Expert Perspectives on JAK Inhibitors in Dermatology Care - Episode 5
Brett King, MD, PhD, shares insight on the dosage efficacy of oral JAK inhibitors abrocitinib and upadacitinib in atopic dermatitis.
Jerry Bagel, MD, MS: Going back to atopic dermatitis, there are 2 JAK [Janus kinase] inhibitors that are now orally FDA-approved for the management of atopic dermatitis. Would you please discuss the differences in efficacy or safety in these 2 molecules?
Brett King, MD, PhD: We have abrocitinib and upadacitinib, and most importantly, there are 2 doses of both. For abrocitinib, there’s a 100-mg dose and a 200-mg dose. Upadacitinib has a 15-mg dose and a 30-mg dose. The label says to start with the lower dose and if inadequate response is not achieved, increase the dose. Because there are 2 doses—and this is often true, we just talked about this in alopecia areata—often with JAK inhibitors, you give more. It’s a little bit different than the biologics, which are often 1 size fits all. When we think about the efficacy of abrocitinib and upadacitinib in moderate to severe atopic dermatitis, we’re really looking at achievement of clear or almost clear achievement of an IGA [Investigator Global Assessment] score of 0 or 1. Depending on the dose, 40% to 60% of patients over the course reach the primary end point, 12 week or 16 weeks, but also typically maintain at much longer time periods, up to a year. An easy way to think about this is efficacy similar to [dupilumab], out at 24 to 26 weeks, again, depending on the dose of the JAK inhibitor. We have to recognize that just because we have similar efficacy out at, say, 24 to 26 weeks, similar efficacy among abrocitinib, upadacitinib, dupilumab, there are important differences. Abrocitinib and upadacitinib have very rapid onset of disease suppression, so we see itch evaporate in days or weeks. We see that probably 80% to 90% of responders get to clear or almost clear over 4 weeks, so there is a really rapid suppression of disease. But the curves for efficacy for abrocitinib, dupilumab, upadacitinib kind of line up out [at approximately] 24 to 26 weeks. This is a huge advancement, in that they are highly efficacious, but there are also really important differences that I think can come into play in clinical practice.
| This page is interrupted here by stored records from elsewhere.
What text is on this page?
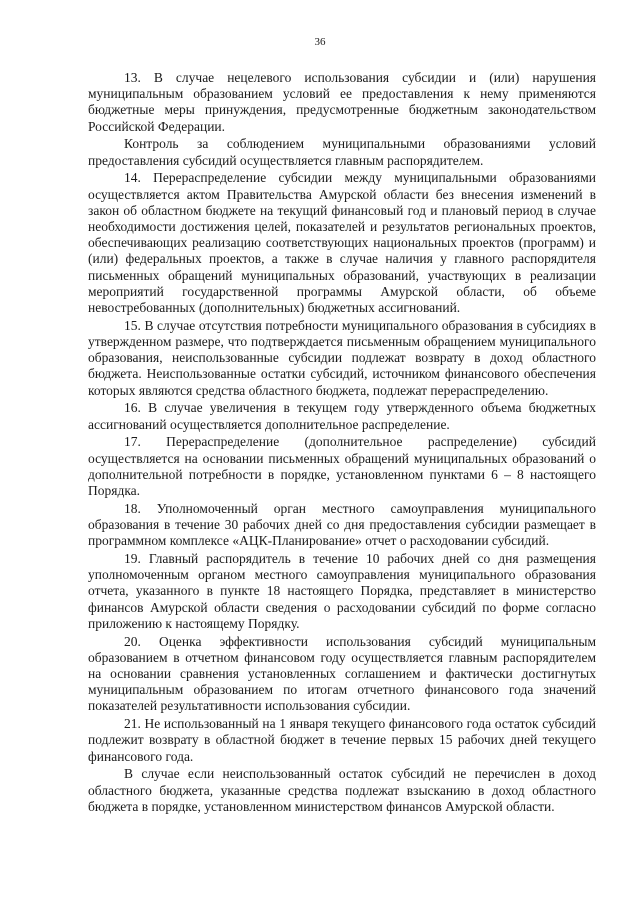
36

13. В случае нецелевого использования субсидии и (или) нарушения муниципальным образованием условий ее предоставления к нему применяются бюджетные меры принуждения, предусмотренные бюджетным законодательством Российской Федерации.

Контроль за соблюдением муниципальными образованиями условий предоставления субсидий осуществляется главным распорядителем.

14. Перераспределение субсидии между муниципальными образованиями осуществляется актом Правительства Амурской области без внесения изменений в закон об областном бюджете на текущий финансовый год и плановый период в случае необходимости достижения целей, показателей и результатов региональных проектов, обеспечивающих реализацию соответствующих национальных проектов (программ) и (или) федеральных проектов, а также в случае наличия у главного распорядителя письменных обращений муниципальных образований, участвующих в реализации мероприятий государственной программы Амурской области, об объеме невостребованных (дополнительных) бюджетных ассигнований.

15. В случае отсутствия потребности муниципального образования в субсидиях в утвержденном размере, что подтверждается письменным обращением муниципального образования, неиспользованные субсидии подлежат возврату в доход областного бюджета. Неиспользованные остатки субсидий, источником финансового обеспечения которых являются средства областного бюджета, подлежат перераспределению.

16. В случае увеличения в текущем году утвержденного объема бюджетных ассигнований осуществляется дополнительное распределение.

17. Перераспределение (дополнительное распределение) субсидий осуществляется на основании письменных обращений муниципальных образований о дополнительной потребности в порядке, установленном пунктами 6 – 8 настоящего Порядка.

18. Уполномоченный орган местного самоуправления муниципального образования в течение 30 рабочих дней со дня предоставления субсидии размещает в программном комплексе «АЦК-Планирование» отчет о расходовании субсидий.

19. Главный распорядитель в течение 10 рабочих дней со дня размещения уполномоченным органом местного самоуправления муниципального образования отчета, указанного в пункте 18 настоящего Порядка, представляет в министерство финансов Амурской области сведения о расходовании субсидий по форме согласно приложению к настоящему Порядку.

20. Оценка эффективности использования субсидий муниципальным образованием в отчетном финансовом году осуществляется главным распорядителем на основании сравнения установленных соглашением и фактически достигнутых муниципальным образованием по итогам отчетного финансового года значений показателей результативности использования субсидии.

21. Не использованный на 1 января текущего финансового года остаток субсидий подлежит возврату в областной бюджет в течение первых 15 рабочих дней текущего финансового года.

В случае если неиспользованный остаток субсидий не перечислен в доход областного бюджета, указанные средства подлежат взысканию в доход областного бюджета в порядке, установленном министерством финансов Амурской области.
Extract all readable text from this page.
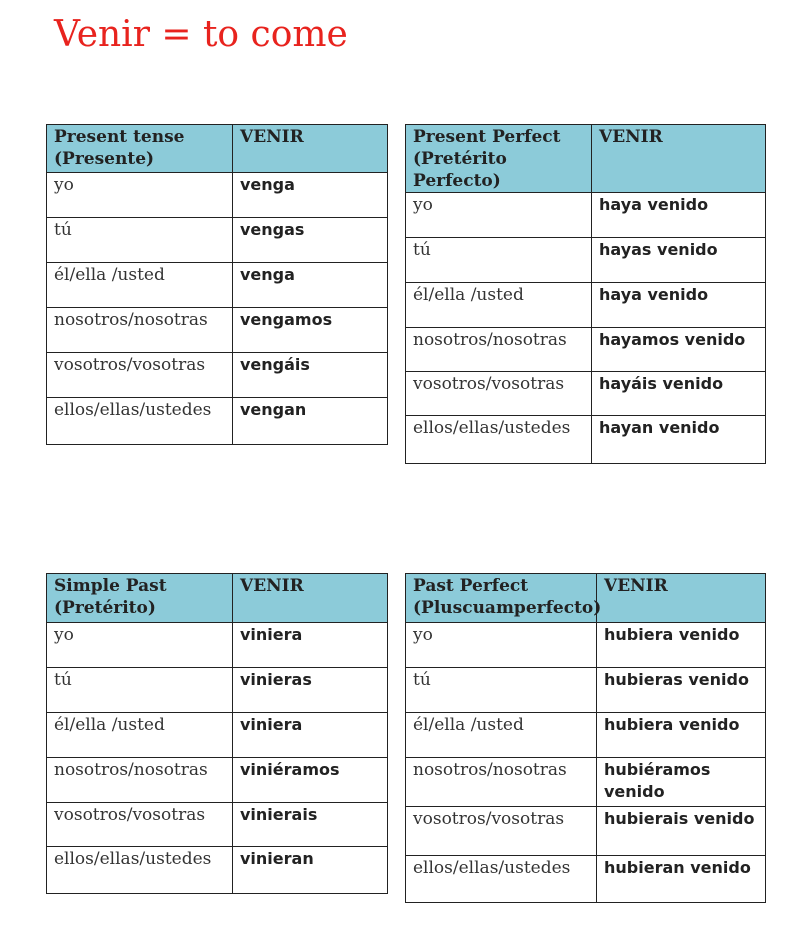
Venir = to come
Present tense
(Presente)	VENIR
yo	venga
tú	vengas
él/ella /usted	venga
nosotros/nosotras	vengamos
vosotros/vosotras	vengáis
ellos/ellas/ustedes	vengan
Present Perfect
(Pretérito Perfecto)	VENIR
yo	haya venido
tú	hayas venido
él/ella /usted	haya venido
nosotros/nosotras	hayamos venido
vosotros/vosotras	hayáis venido
ellos/ellas/ustedes	hayan venido
Simple Past
(Pretérito)	VENIR
yo	viniera
tú	vinieras
él/ella /usted	viniera
nosotros/nosotras	viniéramos
vosotros/vosotras	vinierais
ellos/ellas/ustedes	vinieran
Past Perfect
(Pluscuamperfecto)	VENIR
yo	hubiera venido
tú	hubieras venido
él/ella /usted	hubiera venido
nosotros/nosotras	hubiéramos venido
vosotros/vosotras	hubierais venido
ellos/ellas/ustedes	hubieran venido
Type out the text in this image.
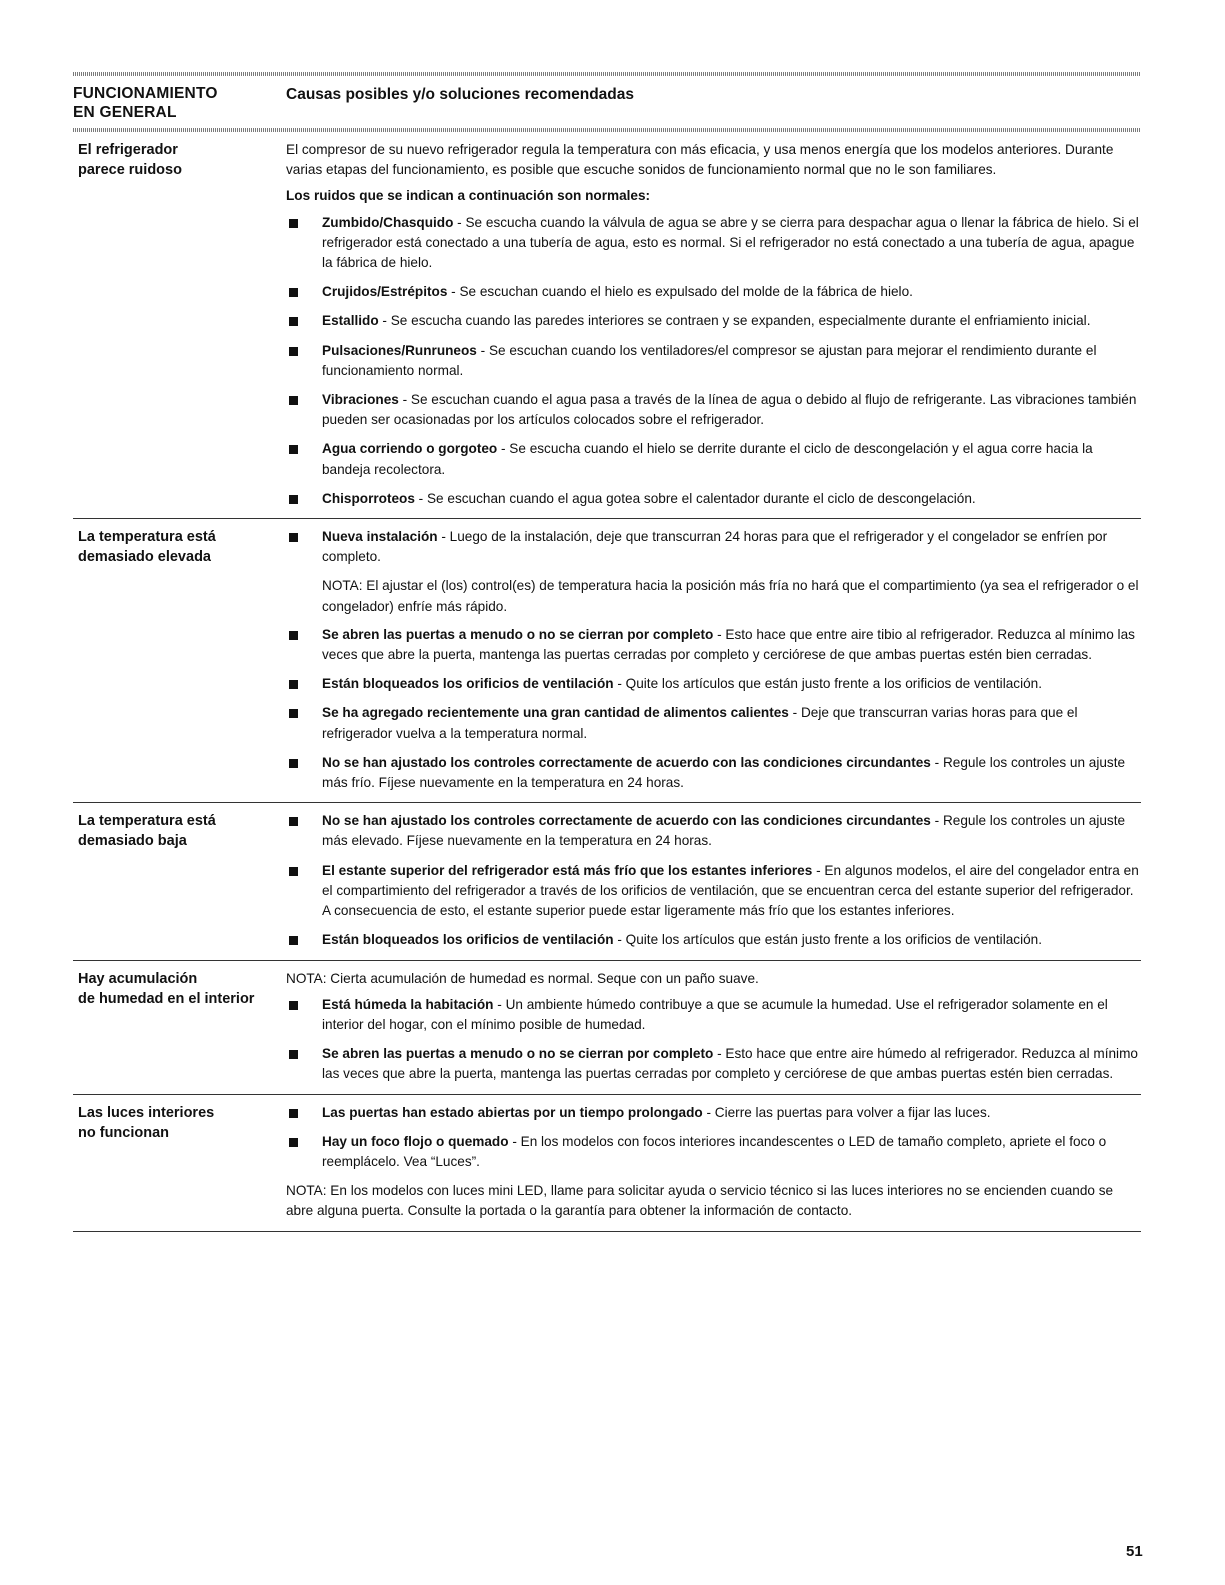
FUNCIONAMIENTO
EN GENERAL
Causas posibles y/o soluciones recomendadas
El refrigerador
parece ruidoso

El compresor de su nuevo refrigerador regula la temperatura con más eficacia, y usa menos energía que los modelos anteriores. Durante varias etapas del funcionamiento, es posible que escuche sonidos de funcionamiento normal que no le son familiares.

Los ruidos que se indican a continuación son normales:

Zumbido/Chasquido - Se escucha cuando la válvula de agua se abre y se cierra para despachar agua o llenar la fábrica de hielo. Si el refrigerador está conectado a una tubería de agua, esto es normal. Si el refrigerador no está conectado a una tubería de agua, apague la fábrica de hielo.
Crujidos/Estrépitos - Se escuchan cuando el hielo es expulsado del molde de la fábrica de hielo.
Estallido - Se escucha cuando las paredes interiores se contraen y se expanden, especialmente durante el enfriamiento inicial.
Pulsaciones/Runruneos - Se escuchan cuando los ventiladores/el compresor se ajustan para mejorar el rendimiento durante el funcionamiento normal.
Vibraciones - Se escuchan cuando el agua pasa a través de la línea de agua o debido al flujo de refrigerante. Las vibraciones también pueden ser ocasionadas por los artículos colocados sobre el refrigerador.
Agua corriendo o gorgoteo - Se escucha cuando el hielo se derrite durante el ciclo de descongelación y el agua corre hacia la bandeja recolectora.
Chisporroteos - Se escuchan cuando el agua gotea sobre el calentador durante el ciclo de descongelación.
La temperatura está
demasiado elevada
Nueva instalación - Luego de la instalación, deje que transcurran 24 horas para que el refrigerador y el congelador se enfríen por completo.

NOTA: El ajustar el (los) control(es) de temperatura hacia la posición más fría no hará que el compartimiento (ya sea el refrigerador o el congelador) enfríe más rápido.

Se abren las puertas a menudo o no se cierran por completo - Esto hace que entre aire tibio al refrigerador. Reduzca al mínimo las veces que abre la puerta, mantenga las puertas cerradas por completo y cerciórese de que ambas puertas estén bien cerradas.
Están bloqueados los orificios de ventilación - Quite los artículos que están justo frente a los orificios de ventilación.
Se ha agregado recientemente una gran cantidad de alimentos calientes - Deje que transcurran varias horas para que el refrigerador vuelva a la temperatura normal.
No se han ajustado los controles correctamente de acuerdo con las condiciones circundantes - Regule los controles un ajuste más frío. Fíjese nuevamente en la temperatura en 24 horas.
La temperatura está
demasiado baja
No se han ajustado los controles correctamente de acuerdo con las condiciones circundantes - Regule los controles un ajuste más elevado. Fíjese nuevamente en la temperatura en 24 horas.
El estante superior del refrigerador está más frío que los estantes inferiores - En algunos modelos, el aire del congelador entra en el compartimiento del refrigerador a través de los orificios de ventilación, que se encuentran cerca del estante superior del refrigerador. A consecuencia de esto, el estante superior puede estar ligeramente más frío que los estantes inferiores.
Están bloqueados los orificios de ventilación - Quite los artículos que están justo frente a los orificios de ventilación.
Hay acumulación
de humedad en el interior

NOTA: Cierta acumulación de humedad es normal. Seque con un paño suave.

Está húmeda la habitación - Un ambiente húmedo contribuye a que se acumule la humedad. Use el refrigerador solamente en el interior del hogar, con el mínimo posible de humedad.
Se abren las puertas a menudo o no se cierran por completo - Esto hace que entre aire húmedo al refrigerador. Reduzca al mínimo las veces que abre la puerta, mantenga las puertas cerradas por completo y cerciórese de que ambas puertas estén bien cerradas.
Las luces interiores
no funcionan
Las puertas han estado abiertas por un tiempo prolongado - Cierre las puertas para volver a fijar las luces.
Hay un foco flojo o quemado - En los modelos con focos interiores incandescentes o LED de tamaño completo, apriete el foco o reemplácelo. Vea “Luces”.

NOTA: En los modelos con luces mini LED, llame para solicitar ayuda o servicio técnico si las luces interiores no se encienden cuando se abre alguna puerta. Consulte la portada o la garantía para obtener la información de contacto.

51
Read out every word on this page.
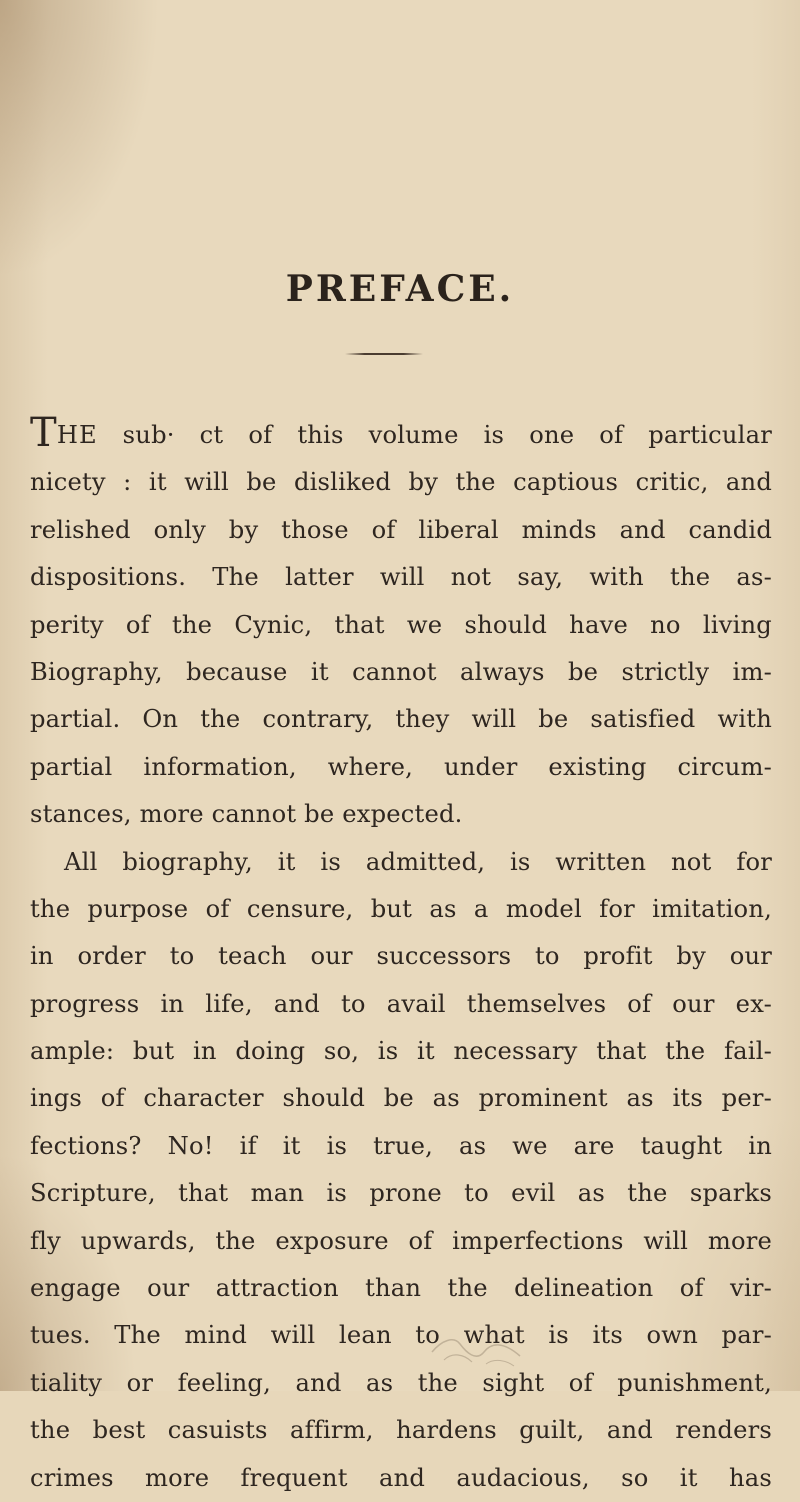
PREFACE.
THE sub· ct of this volume is one of particular
nicety : it will be disliked by the captious critic, and
relished only by those of liberal minds and candid
dispositions. The latter will not say, with the as-
perity of the Cynic, that we should have no living
Biography, because it cannot always be strictly im-
partial. On the contrary, they will be satisfied with
partial information, where, under existing circum-
stances, more cannot be expected.
All biography, it is admitted, is written not for
the purpose of censure, but as a model for imitation,
in order to teach our successors to profit by our
progress in life, and to avail themselves of our ex-
ample: but in doing so, is it necessary that the fail-
ings of character should be as prominent as its per-
fections? No! if it is true, as we are taught in
Scripture, that man is prone to evil as the sparks
fly upwards, the exposure of imperfections will more
engage our attraction than the delineation of vir-
tues. The mind will lean to what is its own par-
tiality or feeling, and as the sight of punishment,
the best casuists affirm, hardens guilt, and renders
crimes more frequent and audacious, so it has
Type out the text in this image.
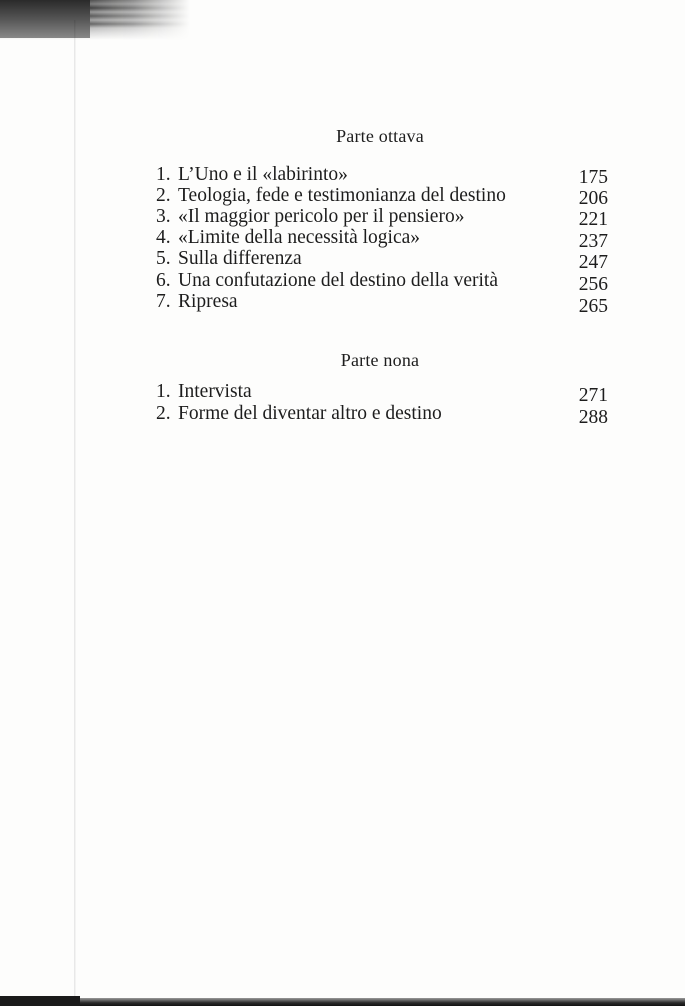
Parte ottava
1. L’Uno e il «labirinto»	175
2. Teologia, fede e testimonianza del destino	206
3. «Il maggior pericolo per il pensiero»	221
4. «Limite della necessità logica»	237
5. Sulla differenza	247
6. Una confutazione del destino della verità	256
7. Ripresa	265
Parte nona
1. Intervista	271
2. Forme del diventar altro e destino	288
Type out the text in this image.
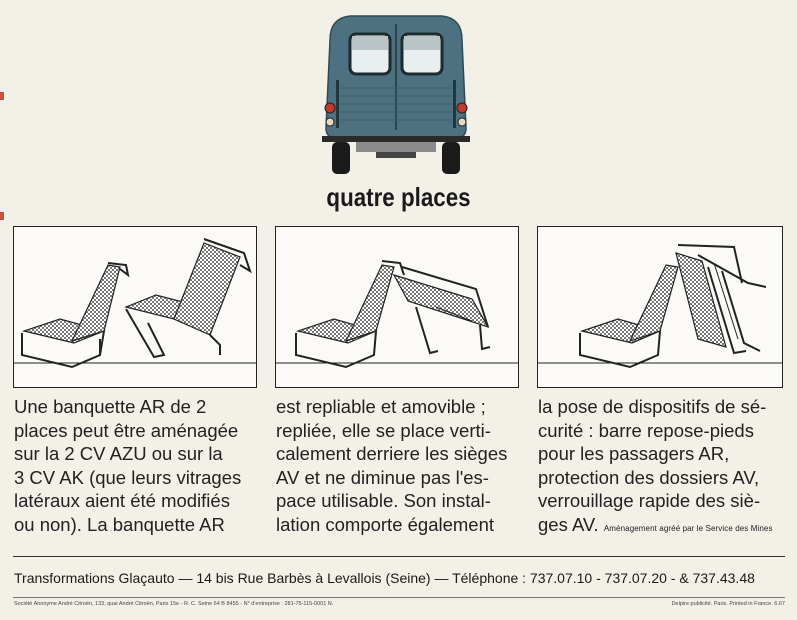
quatre places

Une banquette AR de 2

places peut être aménagée

sur la 2 CV AZU ou sur la

3 CV AK (que leurs vitrages

latéraux aient été modifiés

ou non). La banquette AR

est repliable et amovible ;

repliée, elle se place verti-

calement derriere les sièges

AV et ne diminue pas l'es-

pace utilisable. Son instal-

lation comporte également

la pose de dispositifs de sé-

curité : barre repose-pieds

pour les passagers AR,

protection des dossiers AV,

verrouillage rapide des siè-

ges AV. Aménagement agréé par le Service des Mines

Transformations Glaçauto — 14 bis Rue Barbès à Levallois (Seine) — Téléphone : 737.07.10 - 737.07.20 - & 737.43.48
Société Anonyme André Citroën, 133, quai André Citroën, Paris 15e - R. C. Seine 64 B 8455 - N° d'entreprise : 281-75-115-0001 N.	Delpire publicité. Paris. Printed in France. 6.67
Jerry Bagel, MD, MS: Do you think abrocitinib clinical trial data are significantly different, or different than upadacitinib’s clinical trial data for atopic dermatitis?
Brett King, MD, PhD: If you do this comparison that we’re not supposed to do because there’s no head-to-head data or no head-to-head trial, you can look at the efficacy curves for upadacitinib and abrocitinib and you can say, boy, these look a little bit different to me.
Jerry Bagel, MD, MS: How so?
Brett King, MD, PhD: Mostly where the lines migrate to, how high on a 0% to 100% scale for achievement of easy 75. Upadacitinib seems to reach higher heights than abrocitinib, but this is the thing that I think is really intriguing: We do have head-to-head trials of abrocitinib versus dupilumab and upadacitinib versus dupilumab. For me, the transitive property must work here that, if at weeks 24 to 26, abrocitinib is similar to dupilumab and at weeks 24 to 26 upadacitinib is similar to dupilumab, then necessarily, abrocitinib must be similar to upadacitinib. I think that there are fewer differences than in some ways meet the eye.